Buenas tardes. Gracias por la invitación a compartir este espacio con ustedes. Mi conferencia se titula: “El lugar del narcotráfico en la literatura de la violencia en Colombia”. 

Si está interesado en leer otro texto de Cuentos de sábado en la tarde, ingrese acá: Me verás volver (Cuentos de sábado en la tarde)

Cuando miraba en la televisión o en las redes sociales las noticias y veía las marchas de los que exigían derechos por las víctimas del sempiterno conflicto armado de este país, siempre me imaginaba a mí reuniendo a todos los hijos, esposas, hermanos, sobrinos y primos de quienes fueron asesinados por haberle “fallado” a algún patrón. Me muerdo la lengua y los labios cuando escucho a los de mi círculo decir que quien se mete con narcos merece morir “en su ley”. 
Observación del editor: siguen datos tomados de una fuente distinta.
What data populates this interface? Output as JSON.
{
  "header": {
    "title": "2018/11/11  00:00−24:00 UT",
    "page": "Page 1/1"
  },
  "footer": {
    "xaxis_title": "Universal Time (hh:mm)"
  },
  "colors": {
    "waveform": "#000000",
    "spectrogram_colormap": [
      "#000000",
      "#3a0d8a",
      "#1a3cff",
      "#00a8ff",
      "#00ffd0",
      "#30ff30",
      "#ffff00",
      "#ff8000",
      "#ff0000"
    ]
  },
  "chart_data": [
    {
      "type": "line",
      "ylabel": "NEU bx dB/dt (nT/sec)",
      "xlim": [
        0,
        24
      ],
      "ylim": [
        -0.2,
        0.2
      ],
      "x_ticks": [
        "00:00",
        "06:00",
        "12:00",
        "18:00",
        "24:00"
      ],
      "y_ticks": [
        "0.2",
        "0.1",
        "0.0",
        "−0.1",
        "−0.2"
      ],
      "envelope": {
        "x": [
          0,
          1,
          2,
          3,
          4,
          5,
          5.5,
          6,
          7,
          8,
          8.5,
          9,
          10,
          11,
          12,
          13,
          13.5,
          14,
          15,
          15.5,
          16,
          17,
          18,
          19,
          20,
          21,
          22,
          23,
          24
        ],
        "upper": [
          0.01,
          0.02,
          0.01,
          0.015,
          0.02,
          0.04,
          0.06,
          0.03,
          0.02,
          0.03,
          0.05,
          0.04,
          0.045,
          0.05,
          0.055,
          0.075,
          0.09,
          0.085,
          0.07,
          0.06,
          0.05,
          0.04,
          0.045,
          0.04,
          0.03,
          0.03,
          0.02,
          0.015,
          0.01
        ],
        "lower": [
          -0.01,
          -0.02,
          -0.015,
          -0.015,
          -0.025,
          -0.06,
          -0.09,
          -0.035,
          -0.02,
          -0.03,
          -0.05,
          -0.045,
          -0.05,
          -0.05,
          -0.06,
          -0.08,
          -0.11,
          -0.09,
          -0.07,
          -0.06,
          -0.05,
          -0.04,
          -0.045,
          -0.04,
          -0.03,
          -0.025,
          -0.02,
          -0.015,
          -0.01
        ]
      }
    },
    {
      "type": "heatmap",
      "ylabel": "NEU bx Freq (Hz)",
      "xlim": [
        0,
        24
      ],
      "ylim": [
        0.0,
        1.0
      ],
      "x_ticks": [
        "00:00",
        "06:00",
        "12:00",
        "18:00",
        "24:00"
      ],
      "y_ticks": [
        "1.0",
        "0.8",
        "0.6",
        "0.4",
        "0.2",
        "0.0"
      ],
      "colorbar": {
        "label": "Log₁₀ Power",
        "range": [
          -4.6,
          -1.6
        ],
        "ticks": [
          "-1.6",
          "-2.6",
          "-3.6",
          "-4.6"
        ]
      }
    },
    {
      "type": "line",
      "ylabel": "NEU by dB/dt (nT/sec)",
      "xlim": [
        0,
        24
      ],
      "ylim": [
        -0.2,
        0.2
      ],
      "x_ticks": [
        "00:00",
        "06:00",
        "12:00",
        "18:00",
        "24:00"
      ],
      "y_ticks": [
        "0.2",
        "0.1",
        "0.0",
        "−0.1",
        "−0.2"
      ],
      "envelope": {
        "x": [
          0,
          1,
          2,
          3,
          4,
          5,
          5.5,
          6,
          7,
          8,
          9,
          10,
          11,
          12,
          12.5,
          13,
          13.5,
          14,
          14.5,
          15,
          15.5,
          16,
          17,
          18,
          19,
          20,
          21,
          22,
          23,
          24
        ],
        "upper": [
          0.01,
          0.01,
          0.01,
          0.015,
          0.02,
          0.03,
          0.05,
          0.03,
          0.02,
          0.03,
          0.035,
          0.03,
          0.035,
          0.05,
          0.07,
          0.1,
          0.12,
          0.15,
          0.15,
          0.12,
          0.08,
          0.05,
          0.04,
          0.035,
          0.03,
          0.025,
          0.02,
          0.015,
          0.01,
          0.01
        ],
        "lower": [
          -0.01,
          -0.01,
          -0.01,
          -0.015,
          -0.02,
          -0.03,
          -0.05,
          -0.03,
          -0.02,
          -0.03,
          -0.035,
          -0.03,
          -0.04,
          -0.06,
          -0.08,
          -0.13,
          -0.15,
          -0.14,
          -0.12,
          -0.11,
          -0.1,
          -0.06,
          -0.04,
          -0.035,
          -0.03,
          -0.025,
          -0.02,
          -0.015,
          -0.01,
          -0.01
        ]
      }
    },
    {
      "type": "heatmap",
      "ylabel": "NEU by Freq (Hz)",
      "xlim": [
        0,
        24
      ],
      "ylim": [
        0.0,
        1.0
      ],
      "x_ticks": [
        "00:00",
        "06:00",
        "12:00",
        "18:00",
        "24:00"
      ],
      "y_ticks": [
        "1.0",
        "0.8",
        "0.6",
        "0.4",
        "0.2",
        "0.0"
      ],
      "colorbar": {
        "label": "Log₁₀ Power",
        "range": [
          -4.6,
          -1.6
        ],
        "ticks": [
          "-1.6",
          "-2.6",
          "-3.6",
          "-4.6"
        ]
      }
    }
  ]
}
La literatura de la violencia se ha convertido en una marca de la literatura colombiana: violencia de las guerras de independencia, de las guerras civiles, del bipartidismo, de las luchas sociales, de las guerrillas y de los paramilitares, de los falsos positivos, del narcotráfico, de la delincuencia “común”, pero estas dos últimas han tenido siempre menos prestigio literario que las anteriores. 

Cuando ya no podíamos atrasarnos más con la cuota de la hipoteca de la casa, cuando los ahorros ya no daban para pagarnos a mi hermano y a mí otro mes de pensión en el colegio, cuando mi papá ya no pudo seguir detrás de los políticos del pueblo, a ver si le daban algún trabajo después de las elecciones, cuando mi mamá dejó de acostarse con mi papá con la advertencia de que no volvería hacerlo si no conseguía un trabajo, apareció un patrón y con él, la posibilidad de estudiar nuevamente, de pagar las cuotas atrasadas de la hipoteca y de mudarnos de ciudad. Mi papá se convirtió en un “lavaperros”. Uno de los momentos más emocionantes y felices de mi niñez fue el día en el que mi papá llegó a la casa en un Ferrari rojo “sangre toro” –como decía él–. Mi papá nos llevó a mi hermano y a mí a dar una vuelta. Sabíamos que no era nuestro, sabíamos que sería breve; mi papá se carcajeaba y nosotros también. Se lo había prestado “el patrón”, nos dijo mi papá, pero ahora sé que se había “volado” de su trabajo solo para mostrarnos el carro y subirnos en él.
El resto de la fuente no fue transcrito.